Monday, September 12, 2016   |   Business Intelligence, Company News, Scientific Development

GOES-R Satellite Data, Coming to a Weathercast Near You in 2017

GOES-R has been a major point of discussion at this year’s NWA Annual Meeting, currently ongoing in Norfolk, Virginia. We’ve gotten a lot of questions about the data, and how Baron will be supporting GOES-R following the satellite’s November launch. Here are some details I’d like to share with you.

Data that will be available

We plan to initially deploy Cloud & Moisture imagery from the GOES-R ABI (Advanced Baseline Imager), as well as Lightning Detection and Alerting from the GLM (Geostationary Lightning Mapper).

  • ABI Cloud & Moisture imagery will be available from the satellite beginning in early 2017. Both visible and infrared satellite data will be available, ranging from full-disk updates every 15 minutes and CONUS every 5 minutes, to mesoscale regions every 30 seconds. Resolution will range from 2 km IR full-disk to as high as ½ km visible in the mesoscale regions.
  • Beginning in mid-2017, real-time lightning data from the GLM will enhance our lightning detection/alerting capabilities for the western hemisphere. Following a period of R&D, GLM data will also be used for the creation of severe weather products.

In the future, we will be supporting additional GOES-R data products, and will have more to share in 2017.
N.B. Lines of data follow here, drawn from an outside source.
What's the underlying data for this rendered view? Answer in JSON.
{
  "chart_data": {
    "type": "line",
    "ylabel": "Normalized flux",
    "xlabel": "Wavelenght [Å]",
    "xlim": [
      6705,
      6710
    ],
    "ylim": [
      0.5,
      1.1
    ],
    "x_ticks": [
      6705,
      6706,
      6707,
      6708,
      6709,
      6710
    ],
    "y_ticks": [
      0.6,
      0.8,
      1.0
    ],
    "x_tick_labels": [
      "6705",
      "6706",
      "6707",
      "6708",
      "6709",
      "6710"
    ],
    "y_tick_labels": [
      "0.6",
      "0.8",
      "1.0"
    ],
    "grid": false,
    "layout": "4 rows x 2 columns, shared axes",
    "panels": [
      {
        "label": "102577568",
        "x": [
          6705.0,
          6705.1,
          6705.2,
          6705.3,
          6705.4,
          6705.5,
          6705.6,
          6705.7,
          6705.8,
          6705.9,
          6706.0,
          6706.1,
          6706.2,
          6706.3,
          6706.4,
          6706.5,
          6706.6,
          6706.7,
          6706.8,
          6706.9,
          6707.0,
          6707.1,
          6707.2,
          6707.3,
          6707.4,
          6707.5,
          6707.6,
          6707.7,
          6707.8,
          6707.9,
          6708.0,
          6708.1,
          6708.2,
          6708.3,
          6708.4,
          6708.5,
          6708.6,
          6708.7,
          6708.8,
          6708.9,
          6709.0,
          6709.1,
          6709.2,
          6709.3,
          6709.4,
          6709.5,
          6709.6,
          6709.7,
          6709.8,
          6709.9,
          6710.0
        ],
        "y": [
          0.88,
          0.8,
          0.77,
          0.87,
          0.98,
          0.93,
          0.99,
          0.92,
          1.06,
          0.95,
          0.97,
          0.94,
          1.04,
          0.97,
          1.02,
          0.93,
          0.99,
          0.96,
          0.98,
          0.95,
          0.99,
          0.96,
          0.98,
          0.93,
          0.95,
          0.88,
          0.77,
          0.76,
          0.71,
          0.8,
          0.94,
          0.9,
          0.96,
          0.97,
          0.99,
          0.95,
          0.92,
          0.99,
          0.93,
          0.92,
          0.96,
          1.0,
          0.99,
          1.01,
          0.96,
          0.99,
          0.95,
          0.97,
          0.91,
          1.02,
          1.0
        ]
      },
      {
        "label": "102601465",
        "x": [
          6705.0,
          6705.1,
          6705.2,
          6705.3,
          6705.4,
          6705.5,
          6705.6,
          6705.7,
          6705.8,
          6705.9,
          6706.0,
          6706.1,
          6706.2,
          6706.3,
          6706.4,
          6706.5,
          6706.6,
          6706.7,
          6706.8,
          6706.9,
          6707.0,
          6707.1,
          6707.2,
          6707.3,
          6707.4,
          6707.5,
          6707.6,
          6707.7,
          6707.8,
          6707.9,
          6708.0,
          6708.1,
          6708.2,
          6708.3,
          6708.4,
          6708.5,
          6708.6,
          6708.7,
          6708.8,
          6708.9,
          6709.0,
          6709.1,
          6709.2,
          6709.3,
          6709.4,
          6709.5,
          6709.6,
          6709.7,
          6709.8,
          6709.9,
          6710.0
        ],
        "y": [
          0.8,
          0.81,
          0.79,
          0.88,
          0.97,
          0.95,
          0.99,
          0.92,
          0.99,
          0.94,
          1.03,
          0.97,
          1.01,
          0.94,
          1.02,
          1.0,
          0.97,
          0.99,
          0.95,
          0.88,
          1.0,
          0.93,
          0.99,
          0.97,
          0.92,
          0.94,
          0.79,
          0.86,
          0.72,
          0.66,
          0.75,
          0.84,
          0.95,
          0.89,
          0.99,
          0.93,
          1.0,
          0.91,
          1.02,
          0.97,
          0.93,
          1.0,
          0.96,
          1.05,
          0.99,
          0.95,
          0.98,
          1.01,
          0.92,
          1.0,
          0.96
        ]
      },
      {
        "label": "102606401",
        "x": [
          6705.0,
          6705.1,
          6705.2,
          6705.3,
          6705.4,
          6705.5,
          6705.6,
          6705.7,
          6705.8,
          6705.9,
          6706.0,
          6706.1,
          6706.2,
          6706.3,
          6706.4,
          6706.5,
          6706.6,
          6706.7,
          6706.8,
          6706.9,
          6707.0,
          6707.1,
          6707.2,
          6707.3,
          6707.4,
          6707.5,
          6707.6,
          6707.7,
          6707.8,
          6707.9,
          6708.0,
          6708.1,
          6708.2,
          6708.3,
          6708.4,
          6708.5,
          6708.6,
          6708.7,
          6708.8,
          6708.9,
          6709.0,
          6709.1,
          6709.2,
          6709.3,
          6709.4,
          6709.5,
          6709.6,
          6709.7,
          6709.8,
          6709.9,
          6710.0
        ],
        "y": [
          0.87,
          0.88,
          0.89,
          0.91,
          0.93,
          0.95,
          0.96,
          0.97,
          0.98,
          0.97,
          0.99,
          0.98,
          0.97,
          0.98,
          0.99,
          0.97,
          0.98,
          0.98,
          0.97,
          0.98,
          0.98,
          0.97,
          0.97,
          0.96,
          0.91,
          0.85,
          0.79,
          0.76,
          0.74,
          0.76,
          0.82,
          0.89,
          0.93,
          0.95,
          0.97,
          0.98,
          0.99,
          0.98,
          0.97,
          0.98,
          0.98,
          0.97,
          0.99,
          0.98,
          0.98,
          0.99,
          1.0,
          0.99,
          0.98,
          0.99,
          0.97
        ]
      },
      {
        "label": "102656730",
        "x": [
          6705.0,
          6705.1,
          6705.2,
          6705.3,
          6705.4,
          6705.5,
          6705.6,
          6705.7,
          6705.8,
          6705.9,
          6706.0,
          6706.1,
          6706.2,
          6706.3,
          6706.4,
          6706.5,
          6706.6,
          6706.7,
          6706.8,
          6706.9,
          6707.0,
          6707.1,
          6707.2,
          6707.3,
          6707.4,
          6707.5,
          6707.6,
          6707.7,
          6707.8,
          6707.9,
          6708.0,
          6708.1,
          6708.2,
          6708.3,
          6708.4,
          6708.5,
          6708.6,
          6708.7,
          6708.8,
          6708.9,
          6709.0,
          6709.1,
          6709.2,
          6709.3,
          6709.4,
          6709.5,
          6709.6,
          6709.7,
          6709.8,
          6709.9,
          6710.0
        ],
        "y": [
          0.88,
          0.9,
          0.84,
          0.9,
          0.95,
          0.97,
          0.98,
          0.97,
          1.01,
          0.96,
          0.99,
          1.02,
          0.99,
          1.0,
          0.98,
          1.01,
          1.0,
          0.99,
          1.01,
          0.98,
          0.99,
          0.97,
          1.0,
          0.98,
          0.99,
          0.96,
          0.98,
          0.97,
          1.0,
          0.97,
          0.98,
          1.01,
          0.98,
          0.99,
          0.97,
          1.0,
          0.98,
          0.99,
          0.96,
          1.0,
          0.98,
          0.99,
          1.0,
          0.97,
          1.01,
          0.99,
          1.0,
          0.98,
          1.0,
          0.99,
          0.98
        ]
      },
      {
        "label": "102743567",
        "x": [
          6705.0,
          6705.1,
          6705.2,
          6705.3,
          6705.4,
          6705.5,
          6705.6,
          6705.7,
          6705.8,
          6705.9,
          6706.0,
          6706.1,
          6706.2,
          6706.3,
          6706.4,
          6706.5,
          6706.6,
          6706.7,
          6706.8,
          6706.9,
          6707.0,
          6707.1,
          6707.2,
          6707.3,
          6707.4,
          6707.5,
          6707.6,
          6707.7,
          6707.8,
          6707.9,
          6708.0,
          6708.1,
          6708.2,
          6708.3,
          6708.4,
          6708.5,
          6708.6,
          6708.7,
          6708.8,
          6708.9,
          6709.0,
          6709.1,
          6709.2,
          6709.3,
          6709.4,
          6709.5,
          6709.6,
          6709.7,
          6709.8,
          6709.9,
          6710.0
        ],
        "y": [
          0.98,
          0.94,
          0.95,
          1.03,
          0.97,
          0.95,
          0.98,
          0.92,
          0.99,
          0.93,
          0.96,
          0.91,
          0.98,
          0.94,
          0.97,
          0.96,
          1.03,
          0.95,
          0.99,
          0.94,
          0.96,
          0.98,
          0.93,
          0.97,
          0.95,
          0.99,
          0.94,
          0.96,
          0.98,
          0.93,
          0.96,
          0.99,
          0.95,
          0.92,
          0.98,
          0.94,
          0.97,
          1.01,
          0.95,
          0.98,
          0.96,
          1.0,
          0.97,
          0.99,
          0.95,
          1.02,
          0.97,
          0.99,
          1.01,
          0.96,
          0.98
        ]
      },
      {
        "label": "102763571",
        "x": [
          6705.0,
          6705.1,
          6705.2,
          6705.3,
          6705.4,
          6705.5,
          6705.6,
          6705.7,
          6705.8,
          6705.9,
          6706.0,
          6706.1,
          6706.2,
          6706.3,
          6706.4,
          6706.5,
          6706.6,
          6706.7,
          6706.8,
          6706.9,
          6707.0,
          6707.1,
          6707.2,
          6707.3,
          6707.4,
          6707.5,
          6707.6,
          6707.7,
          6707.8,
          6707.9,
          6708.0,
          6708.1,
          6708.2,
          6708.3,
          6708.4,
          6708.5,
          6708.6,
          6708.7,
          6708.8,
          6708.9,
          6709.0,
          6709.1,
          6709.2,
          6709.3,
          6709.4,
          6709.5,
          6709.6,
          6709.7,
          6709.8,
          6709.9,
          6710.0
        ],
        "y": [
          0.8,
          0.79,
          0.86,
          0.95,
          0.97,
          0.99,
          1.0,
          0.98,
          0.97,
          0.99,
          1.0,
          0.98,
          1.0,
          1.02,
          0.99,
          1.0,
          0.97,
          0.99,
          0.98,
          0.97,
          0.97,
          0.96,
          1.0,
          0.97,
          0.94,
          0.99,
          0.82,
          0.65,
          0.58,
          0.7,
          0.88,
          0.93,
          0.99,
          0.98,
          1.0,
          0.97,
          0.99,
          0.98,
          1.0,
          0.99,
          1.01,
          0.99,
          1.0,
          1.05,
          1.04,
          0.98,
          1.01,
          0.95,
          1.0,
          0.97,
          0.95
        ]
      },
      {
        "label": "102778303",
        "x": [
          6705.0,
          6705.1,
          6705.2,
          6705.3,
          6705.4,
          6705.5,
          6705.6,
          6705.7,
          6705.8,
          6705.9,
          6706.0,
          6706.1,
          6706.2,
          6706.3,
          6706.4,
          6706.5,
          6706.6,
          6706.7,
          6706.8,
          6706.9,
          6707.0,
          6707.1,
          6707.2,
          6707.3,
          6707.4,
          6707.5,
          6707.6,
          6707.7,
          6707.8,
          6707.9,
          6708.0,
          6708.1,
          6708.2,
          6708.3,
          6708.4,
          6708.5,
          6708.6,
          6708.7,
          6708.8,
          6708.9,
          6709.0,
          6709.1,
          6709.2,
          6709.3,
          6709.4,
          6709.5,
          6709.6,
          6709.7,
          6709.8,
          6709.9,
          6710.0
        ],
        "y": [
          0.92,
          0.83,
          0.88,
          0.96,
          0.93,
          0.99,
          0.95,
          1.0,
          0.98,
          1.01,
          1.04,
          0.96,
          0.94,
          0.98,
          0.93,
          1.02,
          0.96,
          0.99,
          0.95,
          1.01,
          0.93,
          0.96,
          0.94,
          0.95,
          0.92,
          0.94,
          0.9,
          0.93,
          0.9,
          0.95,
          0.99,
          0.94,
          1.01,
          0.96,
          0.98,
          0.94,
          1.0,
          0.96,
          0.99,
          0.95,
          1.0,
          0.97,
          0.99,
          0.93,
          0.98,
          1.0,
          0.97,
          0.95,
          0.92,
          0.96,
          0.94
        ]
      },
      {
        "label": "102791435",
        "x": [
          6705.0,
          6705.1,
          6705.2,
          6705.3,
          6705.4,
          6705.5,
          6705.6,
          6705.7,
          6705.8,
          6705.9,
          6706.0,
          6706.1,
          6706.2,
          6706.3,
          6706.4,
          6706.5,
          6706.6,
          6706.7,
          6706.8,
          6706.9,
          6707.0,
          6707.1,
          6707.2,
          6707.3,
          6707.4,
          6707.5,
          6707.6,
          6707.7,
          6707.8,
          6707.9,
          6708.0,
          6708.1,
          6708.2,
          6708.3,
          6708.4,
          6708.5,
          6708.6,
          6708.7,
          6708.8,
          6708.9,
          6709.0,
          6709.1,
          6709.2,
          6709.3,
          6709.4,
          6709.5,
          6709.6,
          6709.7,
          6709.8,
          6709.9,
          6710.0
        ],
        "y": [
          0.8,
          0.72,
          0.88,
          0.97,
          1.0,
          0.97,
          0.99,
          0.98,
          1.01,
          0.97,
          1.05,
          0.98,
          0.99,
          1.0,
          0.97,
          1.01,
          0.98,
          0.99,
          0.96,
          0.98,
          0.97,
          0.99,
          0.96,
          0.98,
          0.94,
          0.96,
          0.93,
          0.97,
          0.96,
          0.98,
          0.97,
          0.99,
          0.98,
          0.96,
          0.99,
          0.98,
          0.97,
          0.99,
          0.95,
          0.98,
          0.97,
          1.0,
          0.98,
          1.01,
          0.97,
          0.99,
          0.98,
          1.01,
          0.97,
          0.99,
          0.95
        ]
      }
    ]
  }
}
Here’s a preliminary look at how GOES-R Rapid-Scan Visible Satellite Imagery can be visualized in Lynx, produced as a test and distributed to customers, using the in-orbit GOES-14 satellite during the supported Rapid Scan period.

 

How you will receive the GOES-R data

GOES-R data will be provided to you with the same always-on, continuous delivery method as your other Baron data products.

Compatible displays

Baron Lynx, as well as the legacy Omni display, will support GOES-R data.

 

The first GOES-R data products are expected to be available for private use in the first part of next year. Here at Baron, we’re looking forward to working with its more advanced capabilities just as much as you’re anticipating taking it to air. So when the first data begins coming down, your Baron display will be ready.